20 May 2020
Online Exhibition
Born in Bessemer, Alabama in 1939, Jack Whitten is celebrated for his innovative processes of applying paint to the surface of his canvases and transfiguring their material terrains. Although Whitten initially aligned with the New York circle of abstract expressionists active in the 1960s, his work gradually distanced from the movement's aesthetic philosophy and formal concerns, focusing more intensely on the experimental aspects of process and technique that came to define his practice.
The subtle visual tempos and formal techniques embedded in Whitten's work speak to the varied contexts of his early life.
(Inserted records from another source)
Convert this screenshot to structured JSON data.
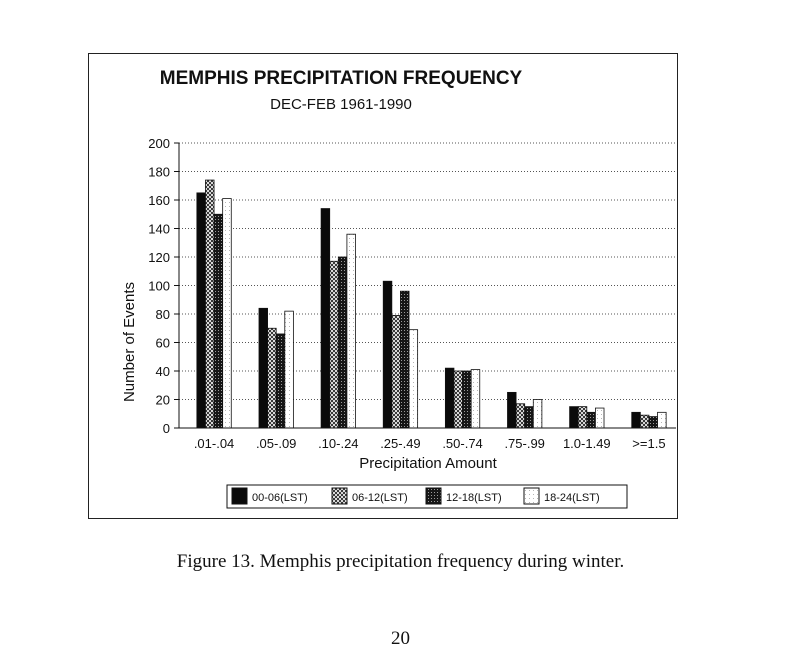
{
  "chart_data": {
    "type": "bar",
    "title": "MEMPHIS PRECIPITATION FREQUENCY",
    "subtitle": "DEC-FEB 1961-1990",
    "xlabel": "Precipitation Amount",
    "ylabel": "Number of Events",
    "ylim": [
      0,
      200
    ],
    "yticks": [
      0,
      20,
      40,
      60,
      80,
      100,
      120,
      140,
      160,
      180,
      200
    ],
    "grid": "horizontal dotted",
    "legend_position": "bottom",
    "categories": [
      ".01-.04",
      ".05-.09",
      ".10-.24",
      ".25-.49",
      ".50-.74",
      ".75-.99",
      "1.0-1.49",
      ">=1.5"
    ],
    "series": [
      {
        "name": "00-06(LST)",
        "color": "#0a0a0a",
        "values": [
          165,
          84,
          154,
          103,
          42,
          25,
          15,
          11
        ]
      },
      {
        "name": "06-12(LST)",
        "color": "#8a8a8a",
        "values": [
          174,
          70,
          117,
          79,
          40,
          17,
          15,
          9
        ]
      },
      {
        "name": "12-18(LST)",
        "color": "#2e2e2e",
        "values": [
          150,
          66,
          120,
          96,
          40,
          15,
          11,
          8
        ]
      },
      {
        "name": "18-24(LST)",
        "color": "#f2f2f2",
        "values": [
          161,
          82,
          136,
          69,
          41,
          20,
          14,
          11
        ]
      }
    ]
  },
  "caption": "Figure 13.  Memphis precipitation frequency during winter.",
  "page_number": "20"
}
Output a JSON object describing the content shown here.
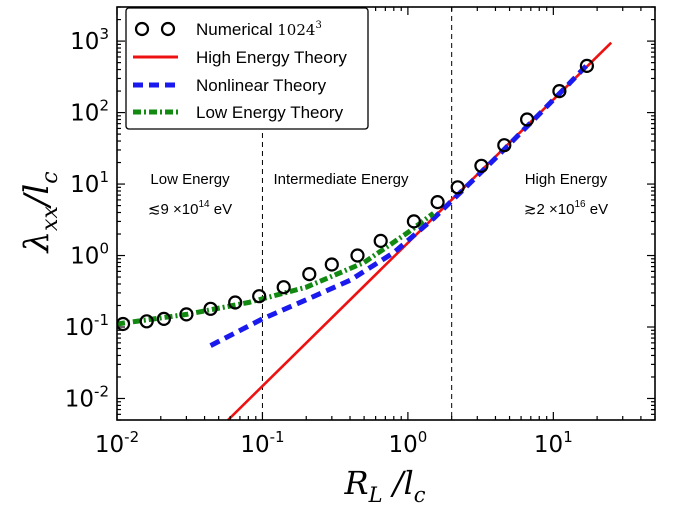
{
  "chart_data": {
    "type": "line",
    "xscale": "log",
    "yscale": "log",
    "xlim": [
      0.01,
      50
    ],
    "ylim": [
      0.005,
      3000
    ],
    "x_ticks": [
      {
        "base": "10",
        "exp": "-2",
        "value": 0.01
      },
      {
        "base": "10",
        "exp": "-1",
        "value": 0.1
      },
      {
        "base": "10",
        "exp": "0",
        "value": 1
      },
      {
        "base": "10",
        "exp": "1",
        "value": 10
      }
    ],
    "y_ticks": [
      {
        "base": "10",
        "exp": "-2",
        "value": 0.01
      },
      {
        "base": "10",
        "exp": "-1",
        "value": 0.1
      },
      {
        "base": "10",
        "exp": "0",
        "value": 1
      },
      {
        "base": "10",
        "exp": "1",
        "value": 10
      },
      {
        "base": "10",
        "exp": "2",
        "value": 100
      },
      {
        "base": "10",
        "exp": "3",
        "value": 1000
      }
    ],
    "xlabel": {
      "main": "R",
      "sub": "L",
      "tail": " /l",
      "tail_sub": "c"
    },
    "ylabel": {
      "main": "λ",
      "sub": "xx",
      "tail": "/l",
      "tail_sub": "c"
    },
    "legend_placement": "top-left",
    "series": [
      {
        "name": "Numerical",
        "name_suffix": "1024",
        "name_sup": "3",
        "style": "markers",
        "color": "#000000",
        "x": [
          0.011,
          0.016,
          0.021,
          0.03,
          0.044,
          0.065,
          0.095,
          0.14,
          0.21,
          0.3,
          0.45,
          0.65,
          1.1,
          1.6,
          2.2,
          3.2,
          4.6,
          6.6,
          11,
          17
        ],
        "y": [
          0.11,
          0.12,
          0.13,
          0.15,
          0.18,
          0.22,
          0.27,
          0.36,
          0.55,
          0.75,
          1.0,
          1.6,
          3.0,
          5.6,
          9.0,
          18,
          35,
          80,
          200,
          450
        ]
      },
      {
        "name": "High Energy Theory",
        "style": "solid",
        "color": "#ee1111",
        "x": [
          0.058,
          25
        ],
        "y": [
          0.005,
          950
        ]
      },
      {
        "name": "Nonlinear Theory",
        "style": "dashed",
        "color": "#1a1aee",
        "x": [
          0.044,
          0.1,
          0.2,
          0.4,
          0.8,
          1.5,
          2.2,
          4,
          8,
          13,
          18
        ],
        "y": [
          0.055,
          0.13,
          0.24,
          0.45,
          1.1,
          3.3,
          7.0,
          23,
          95,
          260,
          520
        ]
      },
      {
        "name": "Low Energy Theory",
        "style": "dotted",
        "color": "#128a12",
        "x": [
          0.01,
          0.03,
          0.08,
          0.2,
          0.5,
          1.0,
          1.5
        ],
        "y": [
          0.11,
          0.15,
          0.22,
          0.36,
          0.8,
          2.1,
          3.9
        ]
      }
    ],
    "region_boundaries": [
      0.1,
      2.0
    ],
    "regions": [
      {
        "label": "Low Energy",
        "energy_prefix": "≲9 ×10",
        "energy_exp": "14",
        "energy_unit": "  eV"
      },
      {
        "label": "Intermediate Energy"
      },
      {
        "label": "High Energy",
        "energy_prefix": "≳2 ×10",
        "energy_exp": "16",
        "energy_unit": "  eV"
      }
    ]
  }
}
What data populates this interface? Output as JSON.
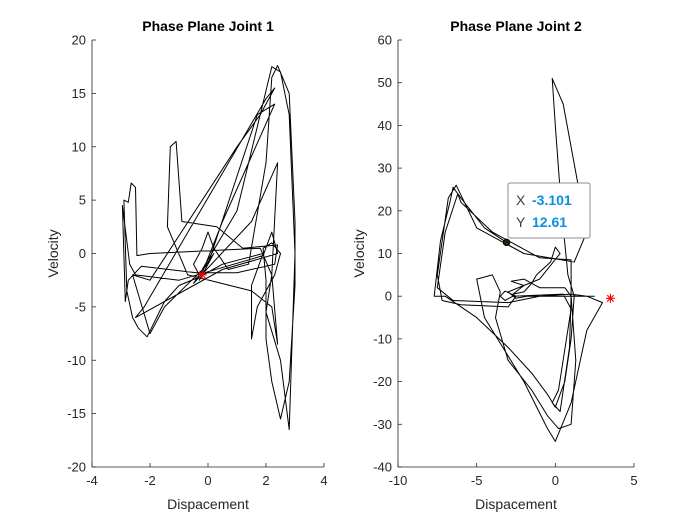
{
  "chart_data": [
    {
      "type": "line",
      "title": "Phase Plane Joint 1",
      "xlabel": "Dispacement",
      "ylabel": "Velocity",
      "xlim": [
        -4,
        4
      ],
      "ylim": [
        -20,
        20
      ],
      "xticks": [
        -4,
        -2,
        0,
        2,
        4
      ],
      "yticks": [
        -20,
        -15,
        -10,
        -5,
        0,
        5,
        10,
        15,
        20
      ],
      "grid": false,
      "series": [
        {
          "color": "#000000",
          "points": [
            [
              -0.3,
              -2.0
            ],
            [
              -0.5,
              -1.0
            ],
            [
              -0.2,
              0.5
            ],
            [
              0.0,
              2.0
            ],
            [
              0.2,
              0.5
            ],
            [
              0.7,
              -1.5
            ],
            [
              1.4,
              -1.0
            ],
            [
              2.0,
              8.5
            ],
            [
              2.2,
              16.5
            ],
            [
              2.4,
              17.6
            ],
            [
              2.8,
              15.0
            ],
            [
              3.0,
              3.0
            ],
            [
              3.0,
              -3.0
            ],
            [
              2.8,
              -12.0
            ],
            [
              2.5,
              -15.5
            ],
            [
              2.2,
              -12.0
            ],
            [
              2.0,
              -8.0
            ],
            [
              2.0,
              -2.5
            ],
            [
              1.9,
              0.5
            ],
            [
              2.2,
              1.0
            ],
            [
              2.5,
              0.0
            ],
            [
              2.3,
              -2.0
            ],
            [
              1.7,
              -5.0
            ],
            [
              1.5,
              -8.0
            ],
            [
              1.5,
              -3.0
            ],
            [
              1.9,
              0.0
            ],
            [
              0.5,
              -1.0
            ],
            [
              -0.3,
              -2.2
            ],
            [
              -1.0,
              -3.0
            ],
            [
              -1.5,
              -4.5
            ],
            [
              -2.1,
              -7.8
            ],
            [
              -2.4,
              -7.0
            ],
            [
              -2.6,
              -6.0
            ],
            [
              -2.8,
              -3.5
            ],
            [
              -2.9,
              5.0
            ],
            [
              -2.75,
              4.8
            ],
            [
              -2.65,
              6.6
            ],
            [
              -2.5,
              6.2
            ],
            [
              -2.45,
              -0.2
            ],
            [
              -2.0,
              0.0
            ],
            [
              1.8,
              0.5
            ],
            [
              2.2,
              -2.0
            ],
            [
              2.4,
              -8.5
            ],
            [
              2.2,
              -5.0
            ],
            [
              1.5,
              -3.5
            ],
            [
              -0.7,
              -2.0
            ],
            [
              -1.4,
              2.5
            ],
            [
              -1.3,
              10.0
            ],
            [
              -1.1,
              10.5
            ],
            [
              -0.9,
              3.0
            ],
            [
              0.3,
              2.5
            ],
            [
              1.2,
              0.5
            ],
            [
              2.4,
              0.8
            ],
            [
              2.3,
              -1.0
            ],
            [
              1.0,
              -1.8
            ],
            [
              -0.4,
              -1.8
            ],
            [
              -2.3,
              -1.2
            ],
            [
              -2.75,
              -2.5
            ],
            [
              -2.85,
              -4.5
            ],
            [
              -2.95,
              4.5
            ],
            [
              -2.7,
              -1.0
            ],
            [
              -2.5,
              -2.0
            ],
            [
              -1.0,
              -2.5
            ],
            [
              1.9,
              -0.2
            ],
            [
              2.2,
              2.0
            ],
            [
              2.4,
              0.0
            ],
            [
              0.5,
              -1.5
            ],
            [
              -2.5,
              -6.0
            ],
            [
              -2.2,
              -5.0
            ],
            [
              2.0,
              14.5
            ],
            [
              2.3,
              15.5
            ],
            [
              1.8,
              13.0
            ],
            [
              1.0,
              10.0
            ],
            [
              -2.0,
              -2.5
            ],
            [
              -2.6,
              -2.0
            ],
            [
              -2.0,
              -7.5
            ],
            [
              -1.5,
              -5.0
            ],
            [
              0.0,
              -1.0
            ],
            [
              1.7,
              13.0
            ],
            [
              2.3,
              14.0
            ],
            [
              0.5,
              3.0
            ],
            [
              -0.3,
              -2.5
            ],
            [
              0.2,
              0.0
            ],
            [
              -0.5,
              -2.8
            ],
            [
              1.5,
              3.0
            ],
            [
              2.4,
              8.5
            ],
            [
              2.2,
              -2.0
            ],
            [
              2.0,
              -5.5
            ],
            [
              2.5,
              -10.0
            ],
            [
              2.8,
              -16.5
            ],
            [
              3.0,
              0.0
            ],
            [
              2.8,
              13.0
            ],
            [
              2.5,
              17.0
            ],
            [
              2.2,
              17.5
            ],
            [
              1.0,
              4.0
            ],
            [
              -0.2,
              -1.5
            ]
          ]
        }
      ],
      "marker": {
        "symbol": "asterisk",
        "color": "#ff0000",
        "x": -0.2,
        "y": -2.0
      }
    },
    {
      "type": "line",
      "title": "Phase Plane Joint 2",
      "xlabel": "Dispacement",
      "ylabel": "Velocity",
      "xlim": [
        -10,
        5
      ],
      "ylim": [
        -40,
        60
      ],
      "xticks": [
        -10,
        -5,
        0,
        5
      ],
      "yticks": [
        -40,
        -30,
        -20,
        -10,
        0,
        10,
        20,
        30,
        40,
        50,
        60
      ],
      "grid": false,
      "series": [
        {
          "color": "#000000",
          "points": [
            [
              -3.1,
              12.6
            ],
            [
              -4.5,
              16.0
            ],
            [
              -6.0,
              23.0
            ],
            [
              -6.5,
              25.5
            ],
            [
              -6.7,
              22.0
            ],
            [
              -7.3,
              13.0
            ],
            [
              -7.7,
              0.0
            ],
            [
              -7.0,
              0.0
            ],
            [
              -5.0,
              -5.0
            ],
            [
              -3.0,
              -12.0
            ],
            [
              -1.5,
              -18.0
            ],
            [
              -0.5,
              -23.0
            ],
            [
              0.0,
              -26.0
            ],
            [
              0.6,
              -20.0
            ],
            [
              1.0,
              -10.0
            ],
            [
              1.2,
              0.0
            ],
            [
              0.8,
              5.0
            ],
            [
              0.4,
              20.0
            ],
            [
              0.0,
              40.0
            ],
            [
              -0.2,
              51.0
            ],
            [
              0.5,
              45.0
            ],
            [
              2.0,
              15.0
            ],
            [
              1.2,
              8.0
            ],
            [
              -2.0,
              10.0
            ],
            [
              -5.0,
              16.0
            ],
            [
              -6.3,
              26.0
            ],
            [
              -6.8,
              23.0
            ],
            [
              -7.5,
              5.0
            ],
            [
              -7.2,
              -1.0
            ],
            [
              -6.0,
              -2.0
            ],
            [
              -3.0,
              -2.5
            ],
            [
              -2.5,
              0.0
            ],
            [
              -3.2,
              1.2
            ],
            [
              -3.5,
              0.0
            ],
            [
              -3.2,
              -1.0
            ],
            [
              -2.7,
              0.0
            ],
            [
              0.5,
              0.5
            ],
            [
              1.0,
              -3.0
            ],
            [
              0.2,
              -22.0
            ],
            [
              -0.2,
              -25.0
            ],
            [
              0.3,
              -27.0
            ],
            [
              0.9,
              -12.0
            ],
            [
              1.0,
              0.0
            ],
            [
              1.0,
              8.5
            ],
            [
              -1.0,
              9.0
            ],
            [
              -4.0,
              15.0
            ],
            [
              -6.0,
              22.0
            ],
            [
              -6.2,
              24.0
            ],
            [
              -7.0,
              15.0
            ],
            [
              -7.5,
              2.0
            ],
            [
              -6.5,
              -1.0
            ],
            [
              -3.0,
              -1.5
            ],
            [
              -1.0,
              0.0
            ],
            [
              1.0,
              0.5
            ],
            [
              2.0,
              0.0
            ],
            [
              3.0,
              -1.5
            ],
            [
              2.0,
              -8.0
            ],
            [
              1.0,
              -25.0
            ],
            [
              0.0,
              -34.0
            ],
            [
              -0.5,
              -31.0
            ],
            [
              -2.0,
              -20.0
            ],
            [
              -4.5,
              -5.0
            ],
            [
              -5.0,
              4.0
            ],
            [
              -4.0,
              5.0
            ],
            [
              -3.5,
              1.0
            ],
            [
              -3.8,
              -5.0
            ],
            [
              -3.0,
              -15.0
            ],
            [
              -1.5,
              -22.0
            ],
            [
              -0.5,
              -28.0
            ],
            [
              0.2,
              -31.0
            ],
            [
              1.0,
              -30.0
            ],
            [
              1.3,
              -15.0
            ],
            [
              1.0,
              0.0
            ],
            [
              0.6,
              2.0
            ],
            [
              -1.0,
              2.0
            ],
            [
              -2.0,
              4.0
            ],
            [
              -2.8,
              3.5
            ],
            [
              -2.0,
              2.5
            ],
            [
              -2.7,
              0.5
            ],
            [
              -2.0,
              1.0
            ],
            [
              -1.5,
              3.0
            ],
            [
              -1.2,
              5.0
            ],
            [
              -0.3,
              8.0
            ],
            [
              0.0,
              11.5
            ],
            [
              0.3,
              10.0
            ],
            [
              -1.0,
              4.0
            ],
            [
              -3.0,
              1.0
            ],
            [
              -2.5,
              -0.5
            ],
            [
              -1.8,
              0.0
            ],
            [
              1.0,
              0.0
            ],
            [
              2.5,
              0.0
            ]
          ]
        }
      ],
      "marker": {
        "symbol": "asterisk",
        "color": "#ff0000",
        "x": 3.5,
        "y": -0.5
      },
      "datatip": {
        "point_x": -3.101,
        "point_y": 12.61,
        "x_key": "X",
        "x_value": "-3.101",
        "y_key": "Y",
        "y_value": "12.61",
        "value_color": "#0a8fe0"
      }
    }
  ]
}
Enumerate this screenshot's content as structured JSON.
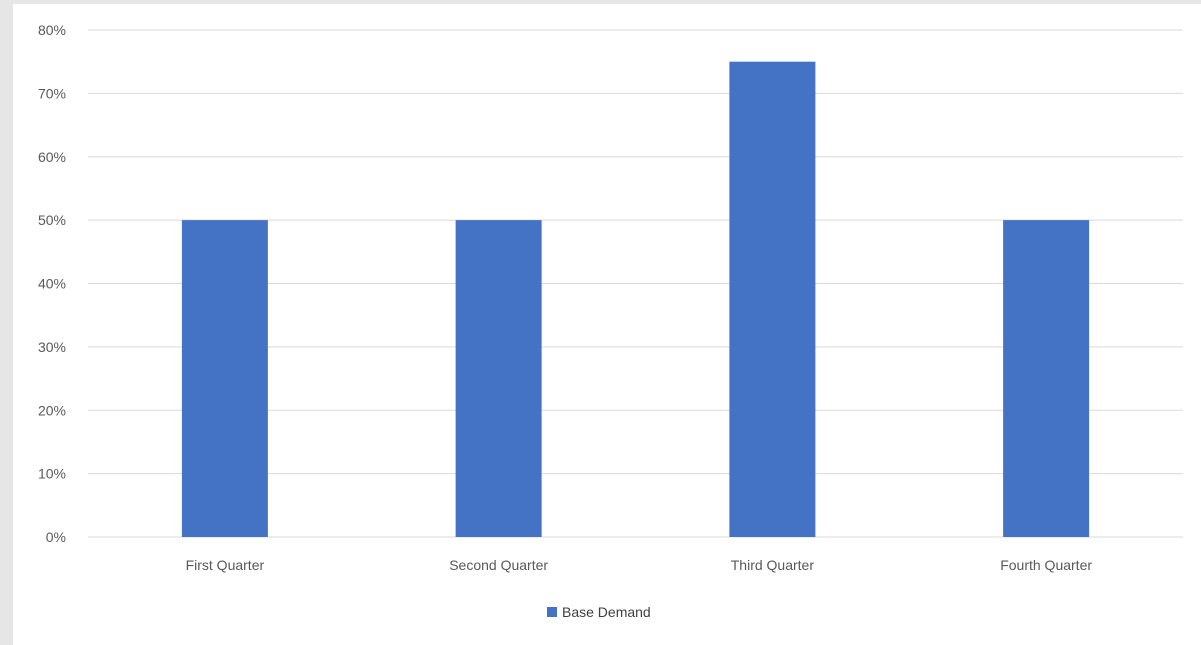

After a brief period studying medicine at the Tuskegee Institute in Alabama in the late 1950s, Whitten pivoted his attentions to art, first attending the Southern University in Baton Rouge before moving to New York and enrolling at The Cooper Union for the Advancement of Science and Art in 1960, where he earned his BFA degree.
In the 1970s, Whitten's experiments with the materiality of paint reached a climax—removing a thick slab of acrylic paint from its support, Whitten realized that the medium could be coaxed into the form of an independent object. Whitten used this mode of experimentation to challenge pre-existing notions of dimensionality in painting, repeatedly layering slices of acrylic ribbon in uneven fields of wet paint to mimic the application of mosaic tessarae to wet masonry. Over the course of a six decade career, Whitten's work bridged rhythms of gestural abstraction and process art, arriving at a nuanced language of painting, which hovers between mechanical automation and intensely personal expression.
Arshile Gorky was born an ethnic Armenian in Khorkom, Van, Ottoman Empire (present-day Türkiye) in c. 1904. Fleeing the genocide that claimed the life of his mother, he immigrated to the United States as a teenage refugee in 1920. After four years with relatives in Massachusetts, Gorky moved to New York and changed his name in honor of the celebrated Russian poet. Refusing all categories, whether artistic or political, as necessarily reductive, Gorky forsook assimilation in favor of celebrating his otherness, becoming a central figure of the cultural milieu of a city on the brink of Modernism.
After a decade of working in New York, where he achieved a prominent position as a leading artist, Gorky initiated a series of studies and paintings observed from nature while on holiday in Connecticut first, and then over two summers at a farm in Virginia. Frequently returning to fragmentary and idealized elements of his early life, Gorky incorporated memories from his childhood as well as his adult fears and desires, among the reality of his surroundings.